Saturated steam having a 70% quality and a temperature of
590.degree. F. was injected into the reservoir at an injection rate
of 118 barrels of steam (cold water equivalent) per day for 30 days
(total of 3540 barrels of steam injected), after which the well was
turned around and produced for 120 days. Thereafter, runs utilizing
mixtures of carbon dioxide and steam at ratios varying from 100 to
800 SCF of cabon dioxide per barrel of steam (cold water
equivalent) were made and the amount of oil recovered was compared
with the amount of oil recovered using steam only. In each case,
the amount of steam injected (3540 barrels) and the injection and
production times (30 days, 120 days) were maintained constant.
The results from these runs are shown in the accompanying drawing
in which the incremental oil recovered, i.e. the difference between
recovery of oil using straight steam and recovery of oil using a
specific ratio of carbon dioxide to steam, is plotted against the
carbon dioxide/steam ratio (SCF per barrel).
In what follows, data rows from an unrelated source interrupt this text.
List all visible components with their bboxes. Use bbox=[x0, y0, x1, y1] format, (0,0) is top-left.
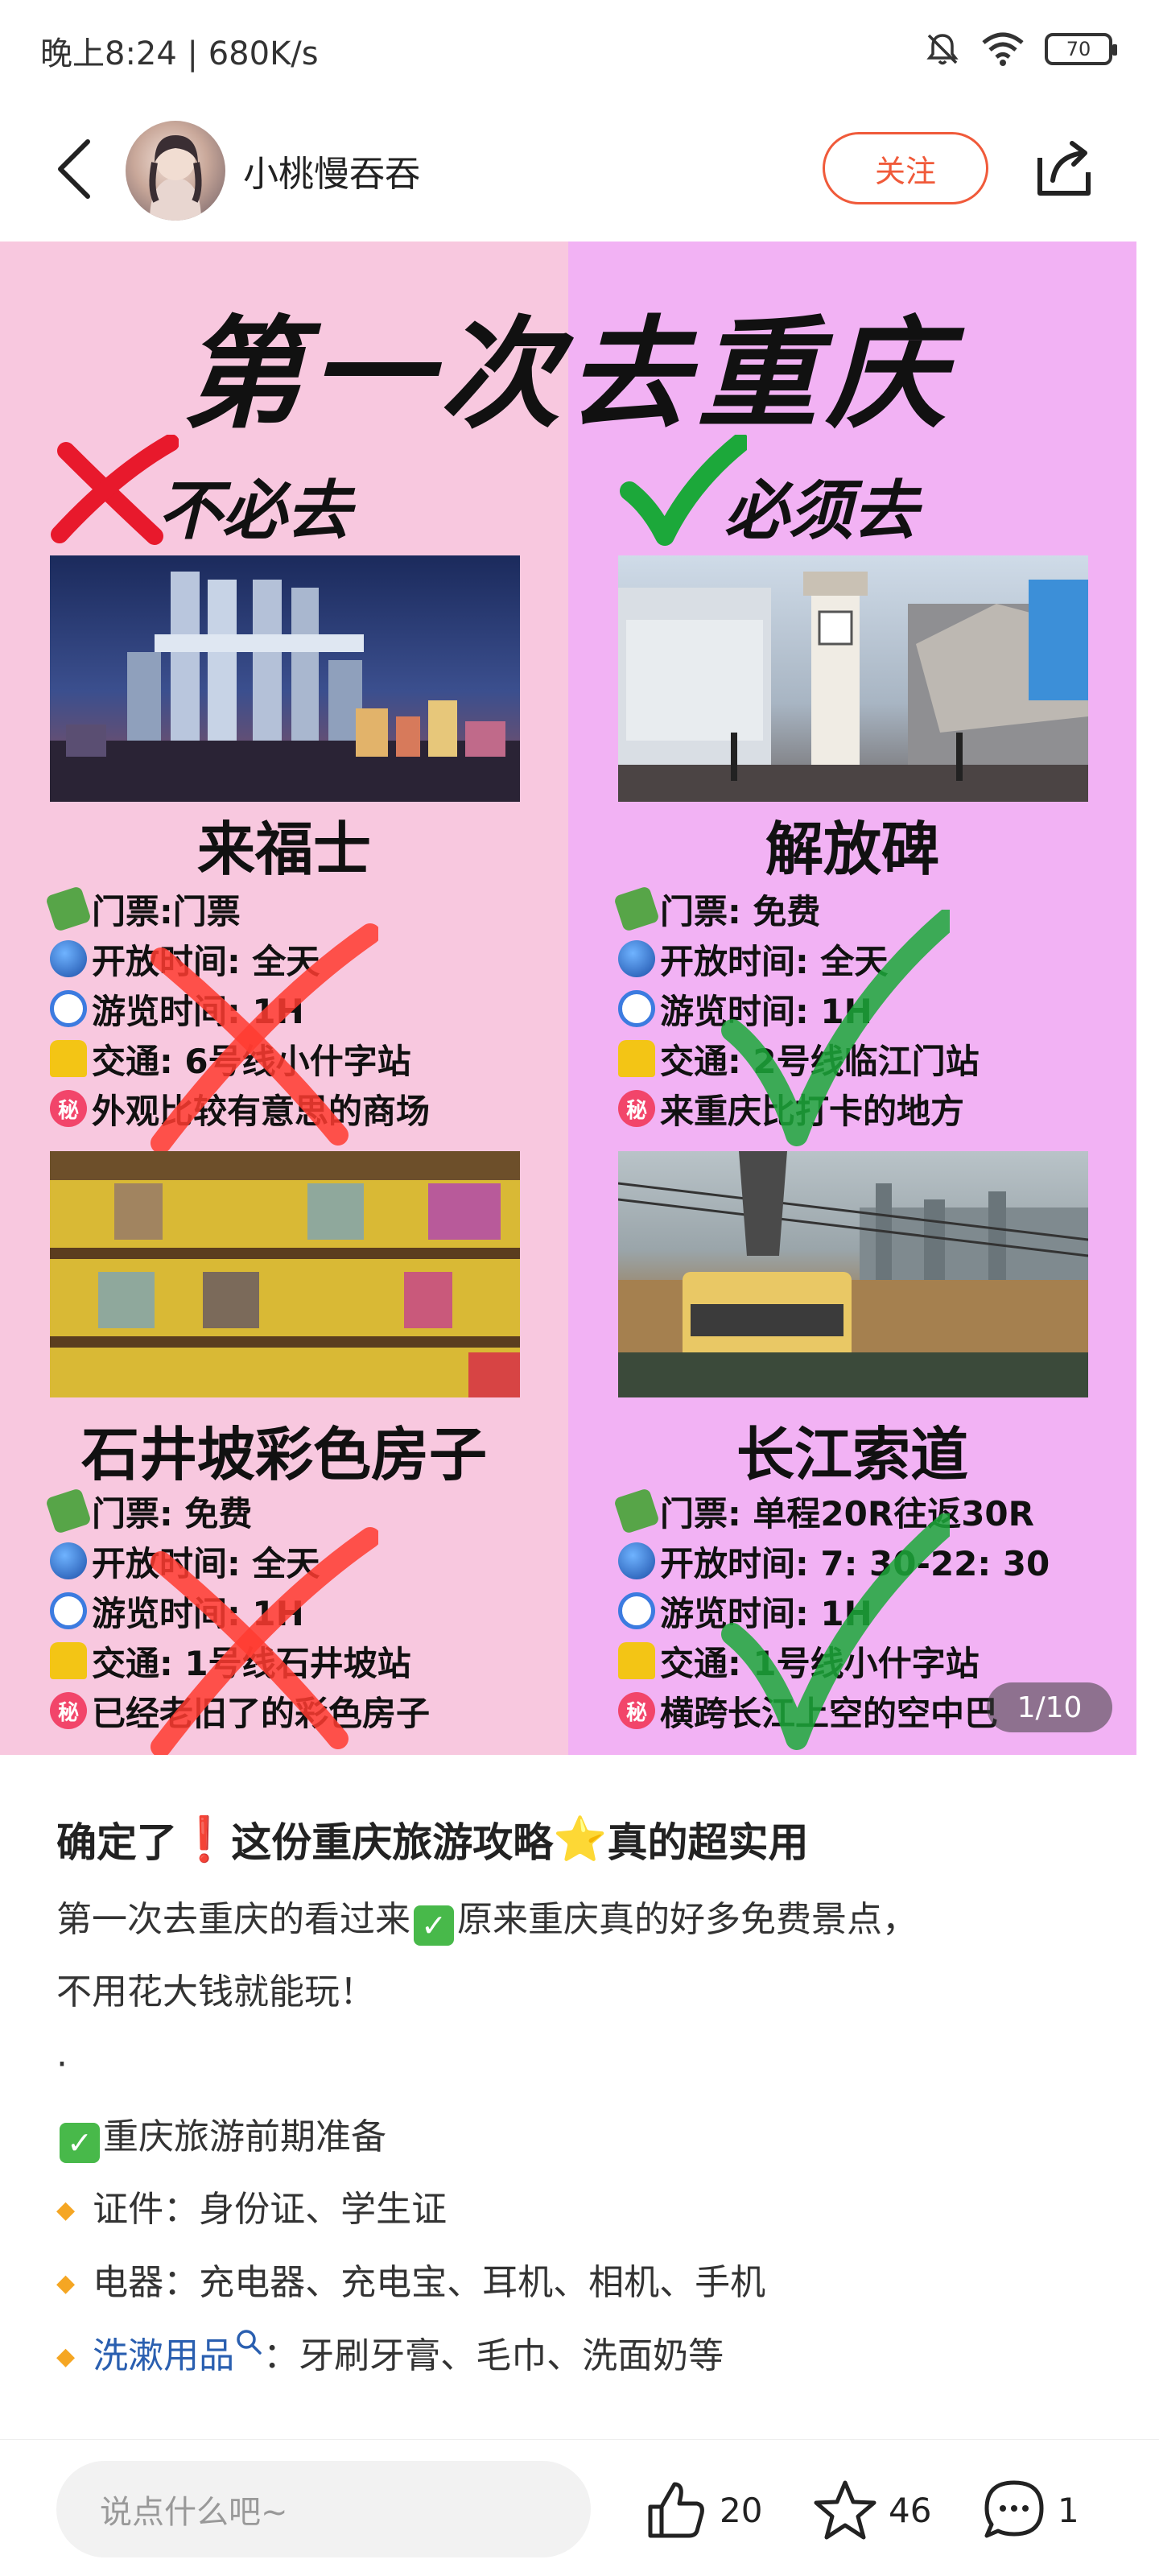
comment-input[interactable]: 说点什么吧~ bbox=[56, 2461, 591, 2557]
list-item-text: 电器：充电器、充电宝、耳机、相机、手机 bbox=[93, 2262, 766, 2303]
place-name-raffles: 来福士 bbox=[196, 815, 371, 883]
money-icon bbox=[613, 886, 660, 932]
diamond-bullet-icon: ◆ bbox=[56, 2343, 76, 2371]
mute-bell-icon bbox=[926, 34, 959, 65]
photo-raffles-city bbox=[50, 555, 520, 802]
post-title-part: 确定了 bbox=[56, 1819, 177, 1866]
section-title-text: 重庆旅游前期准备 bbox=[103, 2116, 386, 2157]
avatar[interactable] bbox=[126, 121, 225, 221]
separator-dot: · bbox=[56, 2044, 68, 2085]
taxi-icon bbox=[50, 1040, 87, 1077]
place-name-shijingpo: 石井坡彩色房子 bbox=[80, 1421, 487, 1488]
intro-text: 第一次去重庆的看过来 bbox=[56, 1899, 410, 1940]
red-cross-overlay-icon bbox=[151, 923, 378, 1154]
chevron-left-icon bbox=[58, 139, 90, 199]
clock-icon bbox=[50, 990, 87, 1027]
post-image-carousel[interactable]: 第一次去重庆 不必去 必须去 来福士 解放碑 门票:门票 开放时间: 全天 游览… bbox=[0, 242, 1136, 1755]
money-icon bbox=[613, 1488, 660, 1534]
back-button[interactable] bbox=[45, 137, 103, 201]
money-icon bbox=[45, 1488, 92, 1534]
status-icons: 70 bbox=[924, 31, 1117, 68]
exclamation-icon: ❗ bbox=[177, 1814, 232, 1864]
photo-jiefangbei bbox=[618, 555, 1088, 802]
post-header: 小桃慢吞吞 关注 bbox=[0, 97, 1159, 242]
clock-icon bbox=[50, 1592, 87, 1629]
like-count: 20 bbox=[720, 2490, 763, 2530]
secret-icon: 秘 bbox=[50, 1692, 87, 1729]
place-name-jiefangbei: 解放碑 bbox=[765, 815, 939, 883]
post-title-part: 真的超实用 bbox=[607, 1819, 809, 1866]
list-item: ◆ 电器：充电器、充电宝、耳机、相机、手机 bbox=[56, 2247, 1103, 2320]
globe-icon bbox=[618, 940, 655, 977]
share-icon bbox=[1037, 141, 1091, 196]
check-emoji-icon: ✓ bbox=[414, 1905, 454, 1946]
secret-icon: 秘 bbox=[618, 1692, 655, 1729]
photo-yangtze-cableway bbox=[618, 1151, 1088, 1397]
globe-icon bbox=[618, 1542, 655, 1579]
secret-icon: 秘 bbox=[618, 1090, 655, 1127]
red-cross-overlay-icon bbox=[151, 1527, 378, 1755]
taxi-icon bbox=[618, 1040, 655, 1077]
wifi-icon bbox=[982, 32, 1024, 66]
share-button[interactable] bbox=[1032, 137, 1096, 201]
clock-icon bbox=[618, 990, 655, 1027]
battery-icon: 70 bbox=[1045, 33, 1117, 65]
check-emoji-icon: ✓ bbox=[60, 2123, 100, 2163]
taxi-icon bbox=[50, 1642, 87, 1679]
search-icon[interactable] bbox=[234, 2327, 263, 2356]
list-item-text: ：牙刷牙膏、毛巾、洗面奶等 bbox=[263, 2335, 724, 2376]
author-name[interactable]: 小桃慢吞吞 bbox=[243, 145, 420, 196]
star-emoji-icon: ⭐ bbox=[553, 1814, 608, 1864]
post-title-part: 这份重庆旅游攻略 bbox=[231, 1819, 554, 1866]
globe-icon bbox=[50, 940, 87, 977]
favorite-count: 46 bbox=[889, 2490, 932, 2530]
list-item: ◆ 证件：身份证、学生证 bbox=[56, 2174, 1103, 2247]
star-icon bbox=[814, 2480, 876, 2540]
skip-heading: 不必去 bbox=[158, 473, 351, 548]
must-go-heading: 必须去 bbox=[724, 473, 918, 548]
battery-level: 70 bbox=[1066, 38, 1091, 60]
diamond-bullet-icon: ◆ bbox=[56, 2269, 76, 2297]
thumbs-up-icon bbox=[648, 2482, 704, 2538]
comment-button[interactable]: 1 bbox=[982, 2474, 1079, 2546]
post-content: 确定了 ❗ 这份重庆旅游攻略 ⭐ 真的超实用 第一次去重庆的看过来 ✓ 原来重庆真的… bbox=[56, 1795, 1103, 2393]
status-time-speed: 晚上8:24 | 680K/s bbox=[40, 35, 319, 72]
favorite-button[interactable]: 46 bbox=[813, 2474, 931, 2546]
photo-shijingpo-houses bbox=[50, 1151, 520, 1397]
intro-text: 原来重庆真的好多免费景点， bbox=[457, 1899, 918, 1940]
intro-text: 不用花大钱就能玩！ bbox=[56, 1971, 375, 2013]
taxi-icon bbox=[618, 1642, 655, 1679]
bottom-action-bar: 说点什么吧~ 20 46 1 bbox=[0, 2439, 1159, 2576]
list-item: ◆ 洗漱用品 ：牙刷牙膏、毛巾、洗面奶等 bbox=[56, 2320, 1103, 2393]
status-bar: 晚上8:24 | 680K/s 70 bbox=[0, 0, 1159, 97]
like-button[interactable]: 20 bbox=[644, 2474, 762, 2546]
list-item-text: 证件：身份证、学生证 bbox=[93, 2189, 448, 2230]
poster-title: 第一次去重庆 bbox=[181, 305, 955, 445]
follow-button[interactable]: 关注 bbox=[823, 132, 988, 204]
image-page-indicator: 1/10 bbox=[987, 1682, 1112, 1732]
green-check-overlay-icon bbox=[721, 910, 950, 1146]
secret-icon: 秘 bbox=[50, 1090, 87, 1127]
section-title: ✓ 重庆旅游前期准备 bbox=[56, 2101, 1103, 2174]
avatar-portrait-icon bbox=[149, 135, 202, 221]
place-name-cableway: 长江索道 bbox=[736, 1421, 968, 1488]
comment-count: 1 bbox=[1058, 2490, 1079, 2530]
post-intro: 第一次去重庆的看过来 ✓ 原来重庆真的好多免费景点， 不用花大钱就能玩！ bbox=[56, 1884, 1103, 2029]
clock-icon bbox=[618, 1592, 655, 1629]
post-title: 确定了 ❗ 这份重庆旅游攻略 ⭐ 真的超实用 bbox=[56, 1795, 1103, 1884]
search-link[interactable]: 洗漱用品 bbox=[93, 2335, 234, 2376]
money-icon bbox=[45, 886, 92, 932]
comment-bubble-icon bbox=[984, 2480, 1044, 2538]
globe-icon bbox=[50, 1542, 87, 1579]
green-check-overlay-icon bbox=[721, 1513, 950, 1750]
diamond-bullet-icon: ◆ bbox=[56, 2196, 76, 2224]
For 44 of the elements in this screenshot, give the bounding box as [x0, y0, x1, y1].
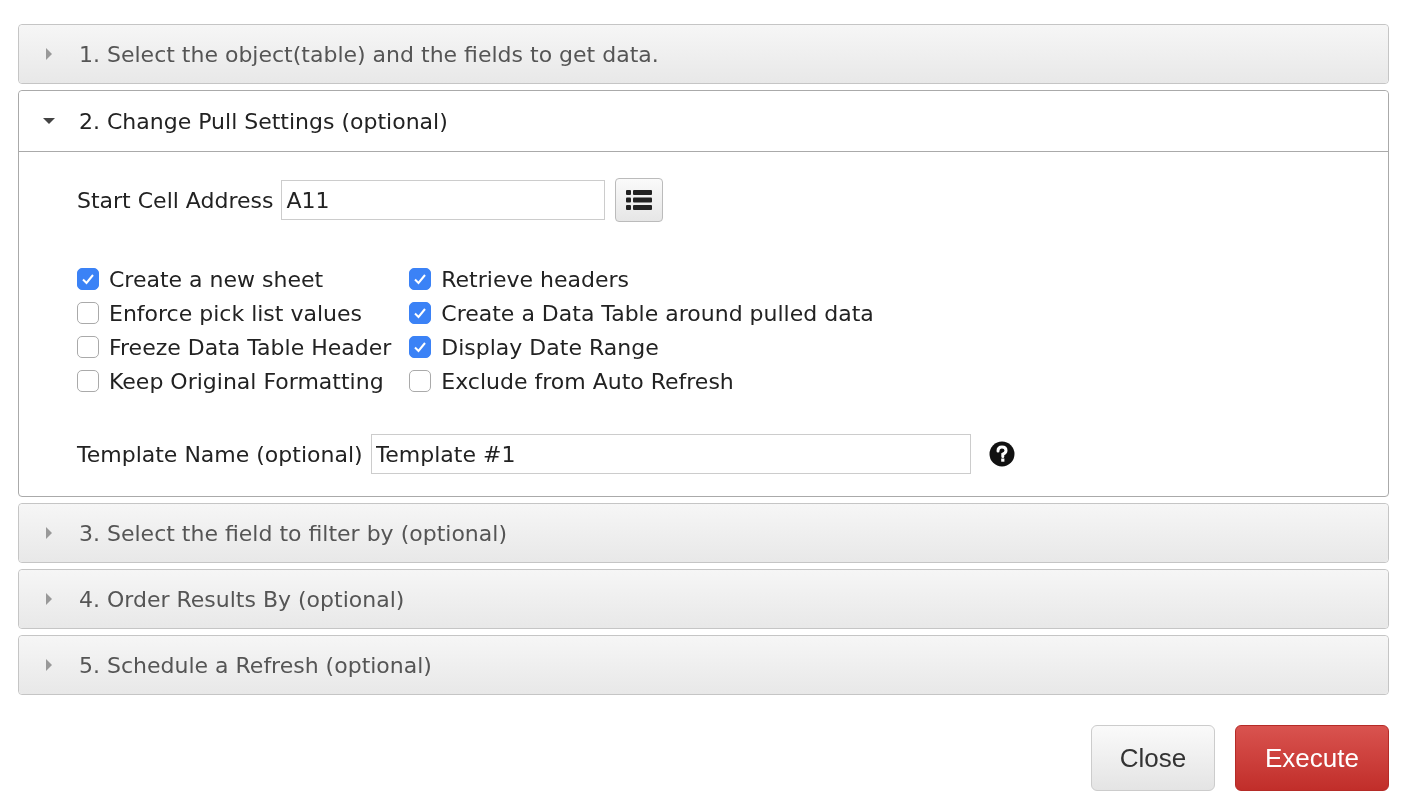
- panel-title: 1. Select the object(table) and the fields to get data.: [79, 41, 659, 67]
- check-icon: [81, 272, 95, 286]
- checkbox-label: Create a new sheet: [109, 266, 324, 292]
- checkbox-label: Enforce pick list values: [109, 300, 362, 326]
- checkbox-label: Keep Original Formatting: [109, 368, 384, 394]
- template-name-input[interactable]: Template #1: [370, 434, 971, 474]
- panel-header[interactable]: 3. Select the field to filter by (optional): [19, 504, 1388, 562]
- check-icon: [413, 340, 428, 354]
- panel-title: 3. Select the field to filter by (optional): [79, 520, 507, 546]
- panel-title: 2. Change Pull Settings (optional): [79, 108, 448, 134]
- caret-right-icon: [43, 48, 55, 60]
- check-icon: [413, 306, 428, 320]
- checkbox[interactable]: [409, 302, 432, 324]
- start-cell-label: Start Cell Address: [77, 187, 274, 213]
- caret-right-icon: [43, 659, 55, 671]
- help-icon[interactable]: [988, 441, 1015, 467]
- start-cell-input[interactable]: A11: [281, 180, 606, 220]
- list-button[interactable]: [615, 178, 664, 222]
- panel-title: 4. Order Results By (optional): [79, 586, 405, 612]
- checkbox-label: Retrieve headers: [441, 266, 629, 292]
- panel-title: 5. Schedule a Refresh (optional): [79, 652, 432, 678]
- panel-header[interactable]: 4. Order Results By (optional): [19, 570, 1388, 628]
- caret-down-icon: [43, 115, 55, 127]
- checkbox[interactable]: [77, 370, 99, 392]
- template-name-label: Template Name (optional): [77, 441, 363, 467]
- checkbox-label: Freeze Data Table Header: [109, 334, 392, 360]
- close-button[interactable]: Close: [1091, 725, 1215, 791]
- panel-header[interactable]: 2. Change Pull Settings (optional): [19, 91, 1388, 152]
- caret-right-icon: [43, 527, 55, 539]
- execute-button[interactable]: Execute: [1235, 725, 1389, 791]
- checkbox[interactable]: [77, 268, 99, 290]
- checkbox-label: Display Date Range: [441, 334, 659, 360]
- caret-right-icon: [43, 593, 55, 605]
- checkbox[interactable]: [409, 370, 432, 392]
- panel-header[interactable]: 1. Select the object(table) and the fields to get data.: [19, 25, 1388, 83]
- checkbox-label: Create a Data Table around pulled data: [441, 300, 874, 326]
- check-icon: [413, 272, 428, 286]
- checkbox[interactable]: [409, 268, 432, 290]
- checkbox[interactable]: [409, 336, 432, 358]
- list-icon: [626, 189, 653, 211]
- panel-header[interactable]: 5. Schedule a Refresh (optional): [19, 636, 1388, 694]
- checkbox[interactable]: [77, 336, 99, 358]
- checkbox[interactable]: [77, 302, 99, 324]
- checkbox-label: Exclude from Auto Refresh: [441, 368, 734, 394]
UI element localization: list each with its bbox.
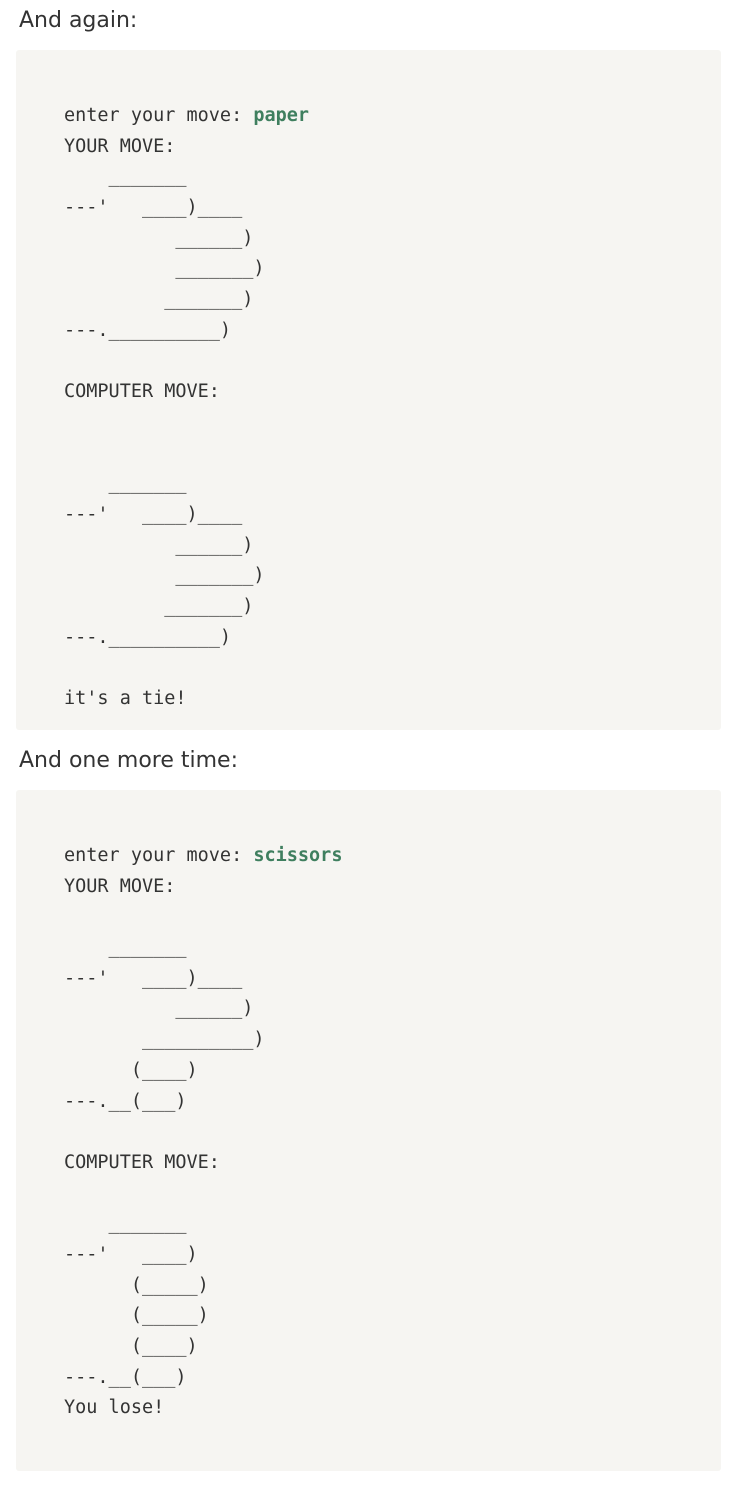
output-line: _______): [64, 289, 254, 311]
output-line: YOUR MOVE:: [64, 875, 176, 897]
output-line: COMPUTER MOVE:: [64, 381, 220, 403]
output-line: (_____): [64, 1274, 209, 1296]
prompt-line: enter your move: paper: [64, 101, 309, 132]
output-line: _______): [64, 596, 254, 617]
user-input: paper: [253, 105, 310, 126]
caption-and-again: And again:: [19, 8, 138, 33]
result-line: You lose!: [64, 1397, 165, 1419]
prompt-text: enter your move:: [64, 105, 254, 126]
output-line: _______: [64, 166, 187, 188]
output-line: ______): [64, 998, 254, 1020]
prompt-text: enter your move:: [64, 845, 254, 866]
output-line: _______: [64, 473, 187, 495]
output-line: ---.__(___): [64, 1366, 187, 1388]
caption-one-more-time: And one more time:: [19, 748, 238, 773]
output-line: ---' ____)____: [64, 967, 243, 989]
output-line: (____): [64, 1336, 198, 1357]
terminal-output: enter your move: paper YOUR MOVE: _______…: [64, 101, 309, 715]
code-block-tie: enter your move: paper YOUR MOVE: _______…: [16, 50, 721, 730]
output-line: (____): [64, 1059, 198, 1081]
output-line: _______: [64, 1213, 187, 1235]
code-block-lose: enter your move: scissors YOUR MOVE: ____…: [16, 790, 721, 1471]
output-line: __________): [64, 1029, 265, 1051]
output-line: ---' ____)____: [64, 503, 243, 525]
output-line: ---.__(___): [64, 1090, 187, 1112]
prompt-line: enter your move: scissors: [64, 841, 342, 872]
output-line: ---.__________): [64, 319, 232, 341]
terminal-output: enter your move: scissors YOUR MOVE: ____…: [64, 841, 342, 1424]
output-line: _______): [64, 258, 265, 280]
output-line: ______): [64, 534, 254, 556]
output-line: _______: [64, 937, 187, 959]
output-line: _______): [64, 565, 265, 587]
output-line: YOUR MOVE:: [64, 135, 176, 157]
output-line: ---' ____): [64, 1243, 198, 1265]
output-line: ______): [64, 227, 254, 249]
output-line: (_____): [64, 1305, 209, 1327]
result-line: it's a tie!: [64, 688, 187, 710]
output-line: COMPUTER MOVE:: [64, 1151, 220, 1173]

It can be seen that
the incremental recovery increases approximately linearly up to a
ratio of about 250 SCF cabon dioxide per barrel of steam, after
which incremental recovery was approximately constant. The results
therefore show that optimum oil recovery is realized when the
carbon dioxide to steam ratio is about 250 SCF carbon dioxide per
barrel of steam (cold water equivalent). Additional amounts of
carbon dioxide do not significantly enhance oil recovery, thereby
only resulting in additional costs of carbon dioxide.